Midas digital consoles were once again a highlight of the T in the Park festival as some 150 bands converged in Scotland for the annual three-day event, now in its 17th year. Scottish rental company EFX Audio supplied the Radio 1/NME stage with Midas Digital front and back with two XL8s at FOH and a PRO6 and PRO9 on monitors, while numerous bands, including Pulp and Foo Fighters on the main stage, arrived with their own Midas digital set-ups.
Steph Fleming of EFX, who also ran the Radio 1/NME stage last year, noted “One development from previous years was that I don’t think we met an engineer who had never seen Midas Digital before.”
As in previous years, EFX set up the two XL8s in tandem, so that guest engineers could listen in to the preceding band and get a feel for the EQ, as well as lining up gates, compressors, reverbs and overall functionality prior to line-checking their own band.
“We have a good degree of familiarity and experience with these systems,” says Fleming, “and this year we took it just a little further again.”
As well as the consoles, EFX deployed 192 channels of 431 mic splitters to ensure they were never short of inputs and outputs while a dozen 451 I/O boxes provided links to FOH, stage left, stage right and the drive for the monitor system. “It provides such great flexibility in the patching possibilities,” enthuses Fleming, “and means we are able to accommodate all of our guests’ signal requirements.”
Friendly Fires’ engineer Richard ‘Bars’ Barling was similarly impressed. “It was great,” he says. “It looked and sounded like an XL4, but I love the digital functionality, like how easy it is to have channels come to you rather than sloping through layers, as with some other consoles. I found the gates very accurate and the compressors very transparent, and the onboard reverbs and delay both sounded great. I also spoke to the outside broadcast guys and they commented on how good the Midas splits sounded.”

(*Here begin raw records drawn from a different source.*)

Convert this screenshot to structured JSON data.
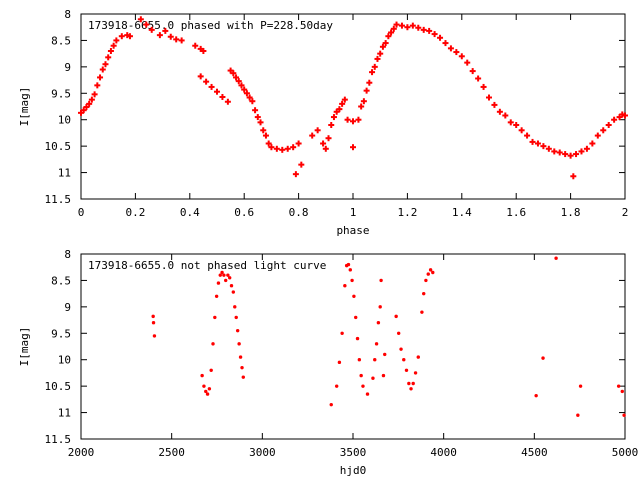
{
  "colors": {
    "points": "#ff0000",
    "axes": "#000000",
    "background": "#ffffff"
  },
  "chart_data": [
    {
      "type": "scatter",
      "title": "173918-6655.0 phased with P=228.50day",
      "xlabel": "phase",
      "ylabel": "I[mag]",
      "xlim": [
        0,
        2
      ],
      "ylim": [
        8,
        11.5
      ],
      "y_inverted": true,
      "xticks": [
        "0",
        "0.2",
        "0.4",
        "0.6",
        "0.8",
        "1",
        "1.2",
        "1.4",
        "1.6",
        "1.8",
        "2"
      ],
      "yticks": [
        "8",
        "8.5",
        "9",
        "9.5",
        "10",
        "10.5",
        "11",
        "11.5"
      ],
      "grid": false,
      "marker": "plus",
      "series": [
        {
          "points": [
            [
              0.0,
              9.87
            ],
            [
              0.01,
              9.82
            ],
            [
              0.02,
              9.76
            ],
            [
              0.03,
              9.7
            ],
            [
              0.04,
              9.62
            ],
            [
              0.05,
              9.52
            ],
            [
              0.06,
              9.35
            ],
            [
              0.07,
              9.2
            ],
            [
              0.08,
              9.05
            ],
            [
              0.09,
              8.95
            ],
            [
              0.1,
              8.82
            ],
            [
              0.11,
              8.7
            ],
            [
              0.12,
              8.6
            ],
            [
              0.13,
              8.5
            ],
            [
              0.15,
              8.42
            ],
            [
              0.17,
              8.4
            ],
            [
              0.18,
              8.42
            ],
            [
              0.22,
              8.1
            ],
            [
              0.24,
              8.2
            ],
            [
              0.26,
              8.3
            ],
            [
              0.29,
              8.4
            ],
            [
              0.31,
              8.32
            ],
            [
              0.33,
              8.43
            ],
            [
              0.35,
              8.48
            ],
            [
              0.37,
              8.5
            ],
            [
              0.42,
              8.6
            ],
            [
              0.44,
              8.66
            ],
            [
              0.45,
              8.7
            ],
            [
              0.44,
              9.18
            ],
            [
              0.46,
              9.28
            ],
            [
              0.48,
              9.38
            ],
            [
              0.5,
              9.47
            ],
            [
              0.52,
              9.57
            ],
            [
              0.54,
              9.66
            ],
            [
              0.55,
              9.07
            ],
            [
              0.56,
              9.12
            ],
            [
              0.57,
              9.2
            ],
            [
              0.58,
              9.27
            ],
            [
              0.59,
              9.35
            ],
            [
              0.6,
              9.43
            ],
            [
              0.61,
              9.5
            ],
            [
              0.62,
              9.58
            ],
            [
              0.63,
              9.65
            ],
            [
              0.64,
              9.82
            ],
            [
              0.65,
              9.95
            ],
            [
              0.66,
              10.05
            ],
            [
              0.67,
              10.2
            ],
            [
              0.68,
              10.3
            ],
            [
              0.69,
              10.45
            ],
            [
              0.7,
              10.52
            ],
            [
              0.72,
              10.55
            ],
            [
              0.74,
              10.57
            ],
            [
              0.76,
              10.55
            ],
            [
              0.78,
              10.52
            ],
            [
              0.8,
              10.45
            ],
            [
              0.79,
              11.03
            ],
            [
              0.81,
              10.85
            ],
            [
              0.85,
              10.3
            ],
            [
              0.87,
              10.2
            ],
            [
              0.89,
              10.45
            ],
            [
              0.9,
              10.55
            ],
            [
              0.91,
              10.35
            ],
            [
              0.92,
              10.1
            ],
            [
              0.93,
              9.95
            ],
            [
              0.94,
              9.85
            ],
            [
              0.95,
              9.8
            ],
            [
              0.96,
              9.7
            ],
            [
              0.97,
              9.62
            ],
            [
              0.98,
              10.0
            ],
            [
              1.0,
              10.03
            ],
            [
              1.0,
              10.52
            ],
            [
              1.02,
              10.0
            ],
            [
              1.03,
              9.75
            ],
            [
              1.04,
              9.65
            ],
            [
              1.05,
              9.45
            ],
            [
              1.06,
              9.3
            ],
            [
              1.07,
              9.1
            ],
            [
              1.08,
              9.0
            ],
            [
              1.09,
              8.85
            ],
            [
              1.1,
              8.75
            ],
            [
              1.11,
              8.62
            ],
            [
              1.12,
              8.55
            ],
            [
              1.13,
              8.42
            ],
            [
              1.14,
              8.35
            ],
            [
              1.15,
              8.28
            ],
            [
              1.16,
              8.2
            ],
            [
              1.18,
              8.22
            ],
            [
              1.2,
              8.25
            ],
            [
              1.22,
              8.22
            ],
            [
              1.24,
              8.26
            ],
            [
              1.26,
              8.3
            ],
            [
              1.28,
              8.32
            ],
            [
              1.3,
              8.38
            ],
            [
              1.32,
              8.45
            ],
            [
              1.34,
              8.55
            ],
            [
              1.36,
              8.65
            ],
            [
              1.38,
              8.72
            ],
            [
              1.4,
              8.8
            ],
            [
              1.42,
              8.92
            ],
            [
              1.44,
              9.08
            ],
            [
              1.46,
              9.22
            ],
            [
              1.48,
              9.38
            ],
            [
              1.5,
              9.58
            ],
            [
              1.52,
              9.72
            ],
            [
              1.54,
              9.85
            ],
            [
              1.56,
              9.92
            ],
            [
              1.58,
              10.05
            ],
            [
              1.6,
              10.1
            ],
            [
              1.62,
              10.2
            ],
            [
              1.64,
              10.3
            ],
            [
              1.66,
              10.42
            ],
            [
              1.68,
              10.45
            ],
            [
              1.7,
              10.5
            ],
            [
              1.72,
              10.55
            ],
            [
              1.74,
              10.6
            ],
            [
              1.76,
              10.62
            ],
            [
              1.78,
              10.65
            ],
            [
              1.8,
              10.68
            ],
            [
              1.81,
              11.07
            ],
            [
              1.82,
              10.65
            ],
            [
              1.84,
              10.6
            ],
            [
              1.86,
              10.55
            ],
            [
              1.88,
              10.45
            ],
            [
              1.9,
              10.3
            ],
            [
              1.92,
              10.2
            ],
            [
              1.94,
              10.1
            ],
            [
              1.96,
              10.0
            ],
            [
              1.98,
              9.95
            ],
            [
              1.99,
              9.9
            ],
            [
              2.0,
              9.92
            ]
          ]
        }
      ]
    },
    {
      "type": "scatter",
      "title": "173918-6655.0 not phased light curve",
      "xlabel": "hjd0",
      "ylabel": "I[mag]",
      "xlim": [
        2000,
        5000
      ],
      "ylim": [
        8,
        11.5
      ],
      "y_inverted": true,
      "xticks": [
        "2000",
        "2500",
        "3000",
        "3500",
        "4000",
        "4500",
        "5000"
      ],
      "yticks": [
        "8",
        "8.5",
        "9",
        "9.5",
        "10",
        "10.5",
        "11",
        "11.5"
      ],
      "grid": false,
      "marker": "dot",
      "series": [
        {
          "points": [
            [
              2398,
              9.18
            ],
            [
              2400,
              9.3
            ],
            [
              2405,
              9.55
            ],
            [
              2668,
              10.3
            ],
            [
              2678,
              10.5
            ],
            [
              2688,
              10.6
            ],
            [
              2698,
              10.65
            ],
            [
              2708,
              10.55
            ],
            [
              2718,
              10.2
            ],
            [
              2728,
              9.7
            ],
            [
              2738,
              9.2
            ],
            [
              2748,
              8.8
            ],
            [
              2758,
              8.55
            ],
            [
              2768,
              8.4
            ],
            [
              2778,
              8.35
            ],
            [
              2788,
              8.4
            ],
            [
              2798,
              8.5
            ],
            [
              2810,
              8.4
            ],
            [
              2820,
              8.45
            ],
            [
              2830,
              8.6
            ],
            [
              2840,
              8.72
            ],
            [
              2848,
              9.0
            ],
            [
              2856,
              9.2
            ],
            [
              2864,
              9.45
            ],
            [
              2872,
              9.7
            ],
            [
              2880,
              9.95
            ],
            [
              2888,
              10.15
            ],
            [
              2895,
              10.33
            ],
            [
              3380,
              10.85
            ],
            [
              3410,
              10.5
            ],
            [
              3425,
              10.05
            ],
            [
              3440,
              9.5
            ],
            [
              3455,
              8.6
            ],
            [
              3465,
              8.22
            ],
            [
              3475,
              8.2
            ],
            [
              3485,
              8.3
            ],
            [
              3495,
              8.5
            ],
            [
              3505,
              8.8
            ],
            [
              3515,
              9.2
            ],
            [
              3525,
              9.6
            ],
            [
              3535,
              10.0
            ],
            [
              3545,
              10.3
            ],
            [
              3555,
              10.5
            ],
            [
              3580,
              10.65
            ],
            [
              3610,
              10.35
            ],
            [
              3620,
              10.0
            ],
            [
              3630,
              9.7
            ],
            [
              3640,
              9.3
            ],
            [
              3650,
              9.0
            ],
            [
              3655,
              8.5
            ],
            [
              3668,
              10.3
            ],
            [
              3675,
              9.9
            ],
            [
              3738,
              9.18
            ],
            [
              3752,
              9.5
            ],
            [
              3765,
              9.8
            ],
            [
              3780,
              10.0
            ],
            [
              3795,
              10.2
            ],
            [
              3808,
              10.45
            ],
            [
              3820,
              10.55
            ],
            [
              3832,
              10.45
            ],
            [
              3845,
              10.25
            ],
            [
              3860,
              9.95
            ],
            [
              3880,
              9.1
            ],
            [
              3890,
              8.75
            ],
            [
              3902,
              8.5
            ],
            [
              3915,
              8.38
            ],
            [
              3928,
              8.3
            ],
            [
              3940,
              8.35
            ],
            [
              4510,
              10.68
            ],
            [
              4548,
              9.97
            ],
            [
              4620,
              8.08
            ],
            [
              4740,
              11.05
            ],
            [
              4755,
              10.5
            ],
            [
              4965,
              10.5
            ],
            [
              4985,
              10.6
            ],
            [
              4995,
              11.05
            ]
          ]
        }
      ]
    }
  ]
}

Indeed Bars was so struck with the XL8 he immediately requested a demo console to use at the iTunes festival the following week, with a view to taking a PRO6 on the road for the band’s first arena tour which kicks off in November.
Mat Acreman, a regular user of the Midas Heritage 3000 desk, mixed Welsh rock band Kids In Glass Houses on the Sunday night and was delighted with his first experience of a Midas XL8.
“I thought the POP(ulation) Groups were a great feature and really helped in getting mixes together in a short festival line-check,” says Acreman. “I loved the analogue feel and sound of the XL8. Everything was within arms’ reach and where I expected it to be, unlike some other digital consoles that keep you guessing forever.
“I knew the XL8 was going to be a great desk as soon as I turned up the first vocal fader. It had that great Midas sound from the off. It is definitely my favourite digital console both sound and functionality wise, and I can’t wait to use it again!”
While engineers sang the praises of Midas digital, Fleming paid tribute to Midas support. “The consoles were fantastic and the line system was without limitations,” he says. “However it wouldn’t be appropriate to talk of any of it without highlighting the fantastic support that we have always received from Midas. That level of support has been there from XL3 all the way through to XL8, and is as dependable as ‘that sound’ that comes from the boards. We’ve always had Midas consoles and it’d be no surprise for us to have more of them in the future.”
Midas digital consoles also made their mark at Knebworth’s Sonisphere festival the same weekend, where every headliner was mixed on a Midas console. Britannia Row Productions supplied two PRO6s, a PRO9 and an XL3 as well as an analogue Heritage 3000, while Metallica used their own XL8 at FOH.